On March 15th, federal investigators announced that two Russian intelligence agents were among the four people officially charged for the 2014 Yahoo hack that left 500 million accounts compromised in one of the largest data breaches in history.
Since late 2016, Yahoo has indicated that a “state-sponsored actor” was behind the breach, but this is the first time that the United States government has confirmed the allegation of foreign intervention. Yahoo announced the event in September, but has not been able to issue detailed comments, since the case was involved in a federal investigation.
There’s a lot to dig through here, but we’ll do our best to provide some insight for the computer users affected by the data breach. Some important points to note:
- The data contained sensitive information. Personal names, birth dates, and other account details were compromised, and the hackers could likely access the Yahoo accounts of millions of users. These accounts included email. However, the compromised data did not include passwords or payment information (such as credit card numbers).
- Users weren’t informed right away. There’s some evidence that Yahoo knew about the breach for months, possibly even years, before it announced to the public that data was compromised. Several senators, include Vermont’s Patrick Leahy, have called for more transparency from Yahoo and expressed concern regarding the delayed announcement.
- Two of the people charged with crimes are members of Russia’s Federal Security Service (FSS). The New York Times reports these agents as “Dmitry Aleksandrovich Dokuchaev, 33, a Russian national and resident.” The other individuals charged with the crimes (constituting 47 criminal charges) are Igor Anatolyevich Sushchin, 43, a Russian national; and Karim Baratov, 22, a Canadian and Kazakh national living in Canada.

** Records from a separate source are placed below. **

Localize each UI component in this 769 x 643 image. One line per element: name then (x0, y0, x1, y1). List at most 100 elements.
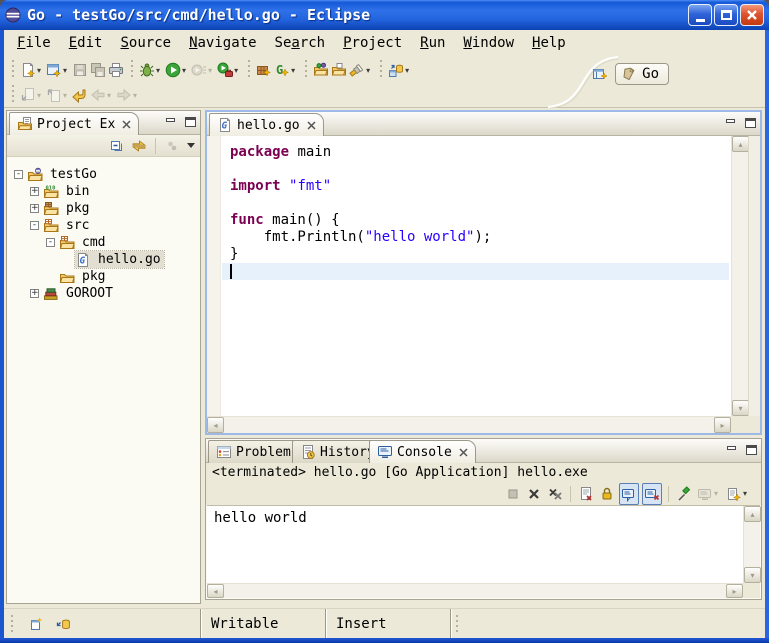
menu-navigate[interactable]: Navigate (180, 32, 265, 54)
maximize-view-button[interactable] (744, 443, 758, 455)
dropdown-arrow-icon[interactable]: ▾ (182, 66, 186, 75)
menu-project[interactable]: Project (334, 32, 411, 54)
clear-console-button[interactable] (577, 484, 595, 504)
tab-console[interactable]: Console (369, 440, 476, 463)
scroll-down-button[interactable]: ▾ (732, 400, 749, 416)
launch-progress-button[interactable] (55, 614, 73, 634)
tree-item-src[interactable]: - src (8, 217, 199, 234)
open-type-button[interactable] (312, 60, 330, 80)
run-history-button[interactable]: ▾ (190, 60, 216, 80)
tree-item-hello-go[interactable]: G hello.go (8, 251, 199, 268)
view-menu-icon[interactable] (187, 143, 195, 148)
menu-search[interactable]: Search (266, 32, 335, 54)
expander-icon[interactable]: - (30, 221, 39, 230)
next-annotation-button[interactable]: ▾ (19, 85, 45, 105)
forward-button[interactable]: ▾ (115, 85, 141, 105)
expander-icon[interactable]: - (46, 238, 55, 247)
external-tools-button[interactable]: ▾ (216, 60, 242, 80)
tree-item-testgo[interactable]: - testGo (8, 166, 199, 183)
menu-run[interactable]: Run (411, 32, 454, 54)
expander-icon[interactable]: + (30, 187, 39, 196)
maximize-button[interactable] (714, 4, 738, 26)
tree-item-bin[interactable]: + 010 bin (8, 183, 199, 200)
new-wizard-button[interactable]: ▾ (19, 60, 45, 80)
save-all-button[interactable] (89, 60, 107, 80)
dropdown-arrow-icon[interactable]: ▾ (405, 66, 409, 75)
save-button[interactable] (71, 60, 89, 80)
new-go-type-button[interactable]: G ▾ (273, 60, 299, 80)
open-perspective-button[interactable] (591, 64, 609, 84)
expander-icon[interactable]: + (30, 204, 39, 213)
menu-help[interactable]: Help (523, 32, 575, 54)
statusbar-drag-handle[interactable] (10, 615, 13, 633)
menu-window[interactable]: Window (454, 32, 523, 54)
minimize-button[interactable] (688, 4, 712, 26)
dropdown-arrow-icon[interactable]: ▾ (37, 66, 41, 75)
close-editor-button[interactable] (307, 121, 316, 130)
tree-item-goroot[interactable]: + GOROOT (8, 285, 199, 302)
minimize-editor-button[interactable] (723, 116, 737, 128)
maximize-view-button[interactable] (183, 115, 197, 127)
dropdown-arrow-icon[interactable]: ▾ (291, 66, 295, 75)
scroll-down-button[interactable]: ▾ (744, 567, 761, 583)
console-output[interactable]: hello world ▴ ▾ ◂ ▸ (207, 505, 760, 598)
show-console-stdout-toggle[interactable] (619, 483, 639, 505)
dropdown-arrow-icon[interactable]: ▾ (366, 66, 370, 75)
open-resource-button[interactable] (330, 60, 348, 80)
dropdown-arrow-icon[interactable]: ▾ (63, 66, 67, 75)
tree-item-pkg-src[interactable]: pkg (8, 268, 199, 285)
open-console-button[interactable]: ▾ (725, 484, 751, 504)
go-perspective-button[interactable]: Go (615, 63, 669, 85)
new-go-element-button[interactable]: ▾ (45, 60, 71, 80)
scroll-left-button[interactable]: ◂ (207, 417, 224, 433)
close-button[interactable] (740, 4, 764, 26)
editor-horizontal-scrollbar[interactable]: ◂ ▸ (207, 416, 731, 433)
scroll-up-button[interactable]: ▴ (744, 506, 761, 522)
overview-ruler[interactable] (748, 136, 760, 416)
tab-project-explorer[interactable]: Project Ex (9, 112, 139, 135)
code-editor[interactable]: package main import "fmt" func main() { … (207, 136, 760, 433)
expander-icon[interactable]: + (30, 289, 39, 298)
scroll-right-button[interactable]: ▸ (714, 417, 731, 433)
show-console-stderr-toggle[interactable] (642, 483, 662, 505)
minimize-view-button[interactable] (163, 115, 177, 127)
expander-icon[interactable]: - (14, 170, 23, 179)
scroll-left-button[interactable]: ◂ (207, 584, 224, 598)
menu-edit[interactable]: Edit (60, 32, 112, 54)
previous-annotation-button[interactable]: ▾ (45, 85, 71, 105)
pin-console-button[interactable] (675, 484, 693, 504)
scroll-right-button[interactable]: ▸ (726, 584, 743, 598)
link-with-editor-button[interactable] (130, 136, 148, 156)
scroll-lock-button[interactable] (598, 484, 616, 504)
focus-on-active-task-button[interactable] (163, 136, 181, 156)
collapse-all-button[interactable] (108, 136, 126, 156)
menu-source[interactable]: Source (111, 32, 180, 54)
scroll-up-button[interactable]: ▴ (732, 136, 749, 152)
minimize-view-button[interactable] (724, 443, 738, 455)
synchronize-button[interactable]: ▾ (387, 60, 413, 80)
run-button[interactable]: ▾ (164, 60, 190, 80)
console-vertical-scrollbar[interactable]: ▴ ▾ (743, 506, 760, 583)
print-button[interactable] (107, 60, 125, 80)
toolbar-drag-handle[interactable] (11, 85, 14, 105)
maximize-editor-button[interactable] (743, 116, 757, 128)
back-button[interactable]: ▾ (89, 85, 115, 105)
tab-hello-go[interactable]: G hello.go (209, 113, 324, 136)
dropdown-arrow-icon[interactable]: ▾ (234, 66, 238, 75)
close-view-button[interactable] (459, 448, 468, 457)
remove-launch-button[interactable] (525, 484, 543, 504)
statusbar-drag-handle[interactable] (455, 615, 458, 633)
new-go-package-button[interactable] (255, 60, 273, 80)
annotation-ruler[interactable] (207, 136, 221, 416)
console-horizontal-scrollbar[interactable]: ◂ ▸ (207, 583, 743, 598)
fast-view-button[interactable] (27, 614, 45, 634)
menu-file[interactable]: File (8, 32, 60, 54)
editor-vertical-scrollbar[interactable]: ▴ ▾ (731, 136, 748, 416)
toolbar-drag-handle[interactable] (11, 60, 14, 80)
search-button[interactable]: ▾ (348, 60, 374, 80)
tree-item-pkg[interactable]: + pkg (8, 200, 199, 217)
dropdown-arrow-icon[interactable]: ▾ (156, 66, 160, 75)
debug-button[interactable]: ▾ (138, 60, 164, 80)
tree-item-cmd[interactable]: - cmd (8, 234, 199, 251)
dropdown-arrow-icon[interactable]: ▾ (743, 489, 747, 498)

- Many security experts believe that the compromised data wasn’t properly protected. In particular, Yahoo didn’t encrypt its security question. Passwords were reportedly secured with bcrypt, a relatively strong hash, but experts believe that other information—including birthdays and other private info—wouldn’t have been protected with the same encryption.
So, why wouldn’t Yahoo protect all data with the same encryption? The likely answer is practicality. Large technology businesses need to be able to quickly access data, and encryption slows that process down.

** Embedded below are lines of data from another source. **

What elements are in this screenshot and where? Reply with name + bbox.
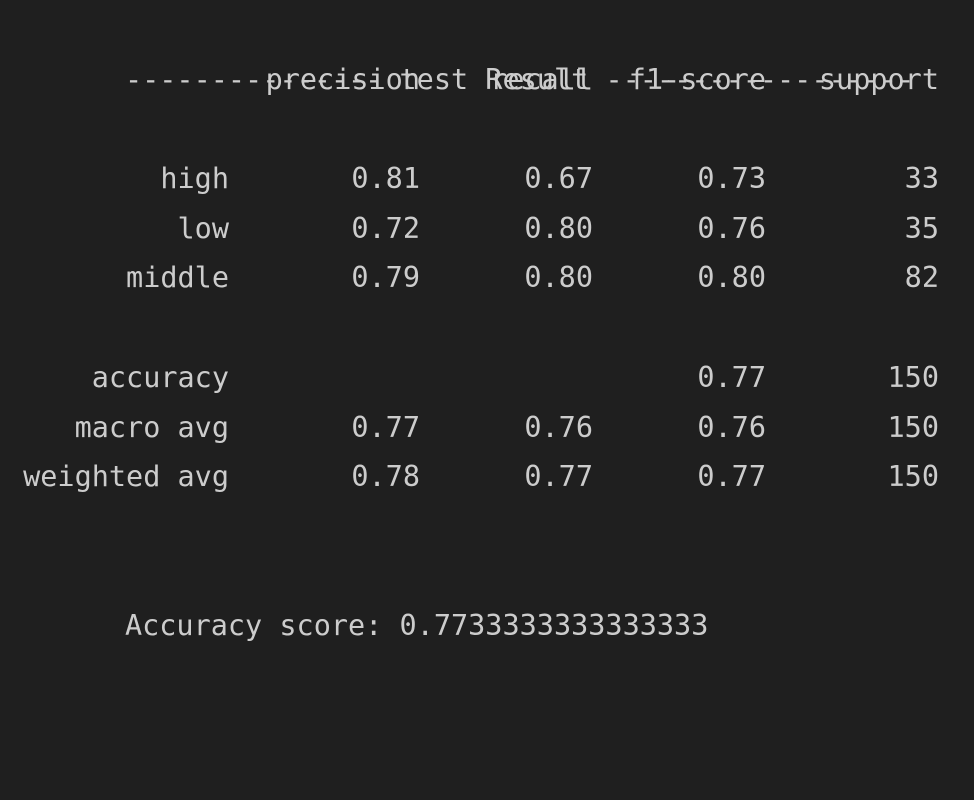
cell-precision: 0.77 <box>351 410 420 444</box>
cell-f1-score: 0.77 <box>697 460 766 494</box>
summary-row: accuracy 0.77 150 <box>0 353 974 403</box>
row-label: weighted avg <box>23 460 229 494</box>
table-row: low 0.72 0.80 0.76 35 <box>0 204 974 254</box>
cell-support: 150 <box>887 360 939 394</box>
table-row: high 0.81 0.67 0.73 33 <box>0 154 974 204</box>
cell-f1-score: 0.77 <box>697 360 766 394</box>
cell-precision: 0.79 <box>351 261 420 295</box>
summary-row: weighted avg 0.78 0.77 0.77 150 <box>0 452 974 502</box>
terminal-output: --------------- test Result ------------… <box>0 0 974 642</box>
row-label: high <box>160 162 229 196</box>
column-header-support: support <box>818 62 939 96</box>
table-row: middle 0.79 0.80 0.80 82 <box>0 253 974 303</box>
cell-recall: 0.76 <box>524 410 593 444</box>
accuracy-score-line: Accuracy score: 0.7733333333333333 <box>0 552 974 642</box>
column-header-recall: recall <box>490 62 593 96</box>
summary-row: macro avg 0.77 0.76 0.76 150 <box>0 403 974 453</box>
cell-precision: 0.72 <box>351 211 420 245</box>
row-label: middle <box>126 261 229 295</box>
cell-precision: 0.78 <box>351 460 420 494</box>
cell-support: 150 <box>887 460 939 494</box>
cell-recall: 0.67 <box>524 162 593 196</box>
cell-support: 35 <box>904 211 939 245</box>
row-label: macro avg <box>74 410 229 444</box>
cell-recall: 0.80 <box>524 211 593 245</box>
cell-f1-score: 0.80 <box>697 261 766 295</box>
row-label: accuracy <box>91 360 229 394</box>
cell-f1-score: 0.76 <box>697 410 766 444</box>
row-label: low <box>177 211 229 245</box>
accuracy-score-label: Accuracy score: <box>124 609 383 643</box>
cell-recall: 0.80 <box>524 261 593 295</box>
accuracy-score-value: 0.7733333333333333 <box>399 609 709 643</box>
cell-support: 82 <box>904 261 939 295</box>
cell-support: 150 <box>887 410 939 444</box>
cell-recall: 0.77 <box>524 460 593 494</box>
cell-f1-score: 0.73 <box>697 162 766 196</box>
column-headers: precision recall f1-score support <box>0 55 974 105</box>
cell-support: 33 <box>904 162 939 196</box>
cell-precision: 0.81 <box>351 162 420 196</box>
cell-f1-score: 0.76 <box>697 211 766 245</box>
column-header-precision: precision <box>265 62 420 96</box>
header-line: --------------- test Result ------------… <box>0 5 974 96</box>
column-header-f1-score: f1-score <box>628 62 766 96</box>
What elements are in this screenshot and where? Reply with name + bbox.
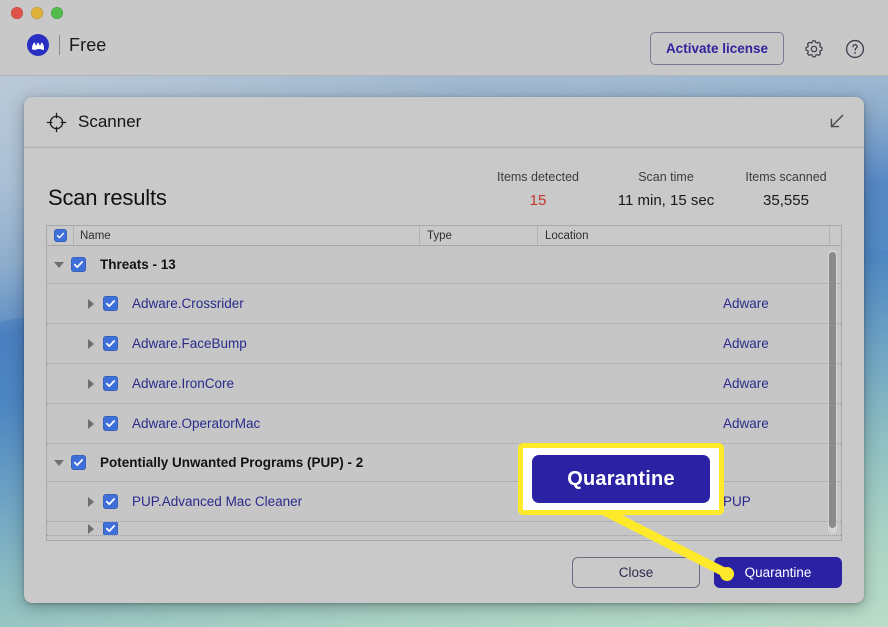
threat-name: Adware.OperatorMac: [132, 416, 261, 431]
threat-type: PUP: [723, 494, 751, 509]
collapse-arrow-icon[interactable]: [826, 112, 846, 132]
brand-area: Free: [26, 33, 106, 57]
row-checkbox[interactable]: [71, 455, 86, 470]
row-checkbox[interactable]: [103, 522, 118, 535]
header-actions: Activate license: [649, 32, 866, 65]
table-group-row[interactable]: Potentially Unwanted Programs (PUP) - 2: [47, 444, 841, 482]
malwarebytes-window: Free Activate license Scanner Scan resul…: [0, 0, 888, 627]
table-row[interactable]: [47, 522, 841, 536]
scan-results-table: Name Type Location Threats - 13 Adware.C…: [46, 225, 842, 541]
stat-label: Items scanned: [745, 170, 827, 184]
page-title: Scan results: [48, 185, 167, 210]
stat-items-detected: Items detected 15: [474, 170, 602, 209]
threat-type: Adware: [723, 376, 769, 391]
group-label: Potentially Unwanted Programs (PUP) - 2: [100, 455, 364, 470]
stat-scan-time: Scan time 11 min, 15 sec: [602, 170, 730, 209]
column-header-end-spacer: [829, 226, 841, 245]
activate-license-button[interactable]: Activate license: [649, 32, 784, 65]
help-question-icon[interactable]: [844, 38, 866, 60]
stat-value: 11 min, 15 sec: [617, 192, 715, 209]
panel-title: Scanner: [78, 112, 142, 131]
disclosure-triangle-icon[interactable]: [79, 418, 103, 429]
row-name-cell: Adware.IronCore: [118, 376, 723, 391]
column-header-location[interactable]: Location: [537, 226, 829, 245]
results-header: Scan results Items detected 15 Scan time…: [46, 148, 842, 225]
disclosure-triangle-icon[interactable]: [79, 378, 103, 389]
threat-name: Adware.IronCore: [132, 376, 235, 391]
scanner-panel-body: Scan results Items detected 15 Scan time…: [24, 148, 864, 541]
scanner-panel: Scanner Scan results Items detected 15 S…: [24, 97, 864, 603]
table-group-row[interactable]: Threats - 13: [47, 246, 841, 284]
scan-stats: Items detected 15 Scan time 11 min, 15 s…: [474, 170, 842, 211]
disclosure-triangle-icon[interactable]: [79, 298, 103, 309]
window-titlebar: Free Activate license: [0, 0, 888, 76]
threat-name: PUP.Advanced Mac Cleaner: [132, 494, 303, 509]
row-checkbox[interactable]: [103, 296, 118, 311]
group-label: Threats - 13: [100, 257, 176, 272]
table-scrollbar-thumb[interactable]: [829, 252, 836, 528]
threat-type: Adware: [723, 416, 769, 431]
table-header-row: Name Type Location: [47, 226, 841, 246]
close-button[interactable]: Close: [572, 556, 700, 588]
disclosure-triangle-icon[interactable]: [79, 496, 103, 507]
table-row[interactable]: Adware.Crossrider Adware: [47, 284, 841, 324]
quarantine-button[interactable]: Quarantine: [714, 556, 842, 588]
row-name-cell: Adware.OperatorMac: [118, 416, 723, 431]
row-name-cell: Adware.Crossrider: [118, 296, 723, 311]
table-body: Threats - 13 Adware.Crossrider Adware Ad…: [47, 246, 841, 540]
row-checkbox[interactable]: [103, 494, 118, 509]
row-checkbox[interactable]: [103, 416, 118, 431]
minimize-window-button[interactable]: [31, 7, 43, 19]
stat-label: Scan time: [638, 170, 694, 184]
column-header-name[interactable]: Name: [73, 226, 419, 245]
threat-type: Adware: [723, 296, 769, 311]
gear-icon[interactable]: [803, 38, 825, 60]
disclosure-triangle-icon[interactable]: [79, 523, 103, 534]
select-all-cell: [47, 229, 73, 242]
table-row[interactable]: Adware.FaceBump Adware: [47, 324, 841, 364]
window-traffic-lights: [11, 7, 63, 19]
stat-value: 35,555: [763, 192, 809, 209]
crosshair-target-icon: [46, 112, 67, 132]
row-checkbox[interactable]: [103, 376, 118, 391]
threat-name: Adware.Crossrider: [132, 296, 244, 311]
stat-value: 15: [529, 192, 547, 209]
table-row[interactable]: Adware.OperatorMac Adware: [47, 404, 841, 444]
disclosure-triangle-icon[interactable]: [47, 261, 71, 268]
disclosure-triangle-icon[interactable]: [47, 459, 71, 466]
panel-footer: Close Quarantine: [24, 541, 864, 603]
column-header-type[interactable]: Type: [419, 226, 537, 245]
close-window-button[interactable]: [11, 7, 23, 19]
row-checkbox[interactable]: [103, 336, 118, 351]
zoom-window-button[interactable]: [51, 7, 63, 19]
disclosure-triangle-icon[interactable]: [79, 338, 103, 349]
select-all-checkbox[interactable]: [53, 229, 67, 242]
row-name-cell: PUP.Advanced Mac Cleaner: [118, 494, 723, 509]
threat-type: Adware: [723, 336, 769, 351]
table-row[interactable]: Adware.IronCore Adware: [47, 364, 841, 404]
table-row[interactable]: PUP.Advanced Mac Cleaner PUP: [47, 482, 841, 522]
table-scrollbar-track[interactable]: [828, 250, 837, 534]
row-name-cell: Adware.FaceBump: [118, 336, 723, 351]
brand-edition-label: Free: [69, 34, 107, 55]
malwarebytes-m-logo-icon: [27, 34, 49, 56]
stat-label: Items detected: [497, 170, 579, 184]
stat-items-scanned: Items scanned 35,555: [730, 170, 842, 209]
scanner-panel-header: Scanner: [24, 97, 864, 148]
brand-divider: [59, 35, 60, 55]
row-checkbox[interactable]: [71, 257, 86, 272]
threat-name: Adware.FaceBump: [132, 336, 247, 351]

If you’re wondering how the hackers gained access, the short answer is that we don’t know all of the details yet. However, the agents apparently used forged cookies to access certain accounts without a password. To create these tools, the hackers likely stole proprietary code from the technology giant.
While most reports describe two of the hackers as “Russian agents,” we don’t have evidence that the government of Russia sponsored, financed, or endorsed this breach. However, we’re still comfortable calling them Russian agents, since they were affiliated with the Russian FSS.
Do I Need to Do Anything to Protect My Data?
Yes. If you used Yahoo accounts from 2013 to 2017, we’d strongly recommend changing your passwords. Note that some Yahoo products aren’t branded; Tumblr, for instance, is a Yahoo property.
In general, it’s a good idea to change passwords regularly and to enable multi-factor authentication, which can prevent some types of data breaches.
Are There Any Consequences for Yahoo?
Many security experts and consumers believe that Yahoo is at least partially responsible for the data breach. We won’t make a judgment, but we’ll note that the company isn’t escaping this event unscathed.
Marissa Mayer, Yahoo’s chief executive, lost her 2016 bonus and 2017 stock compensation. The company’s top lawyer, Ronald S. Bell, resigned several weeks ago. Additionally, the company’s value fell, which was significant; Yahoo recently agreed to a deal to sell its businesses to Verizon, and in light of the scandal, Verizon was able to reduce the original $4.8 billion deal by $350 million.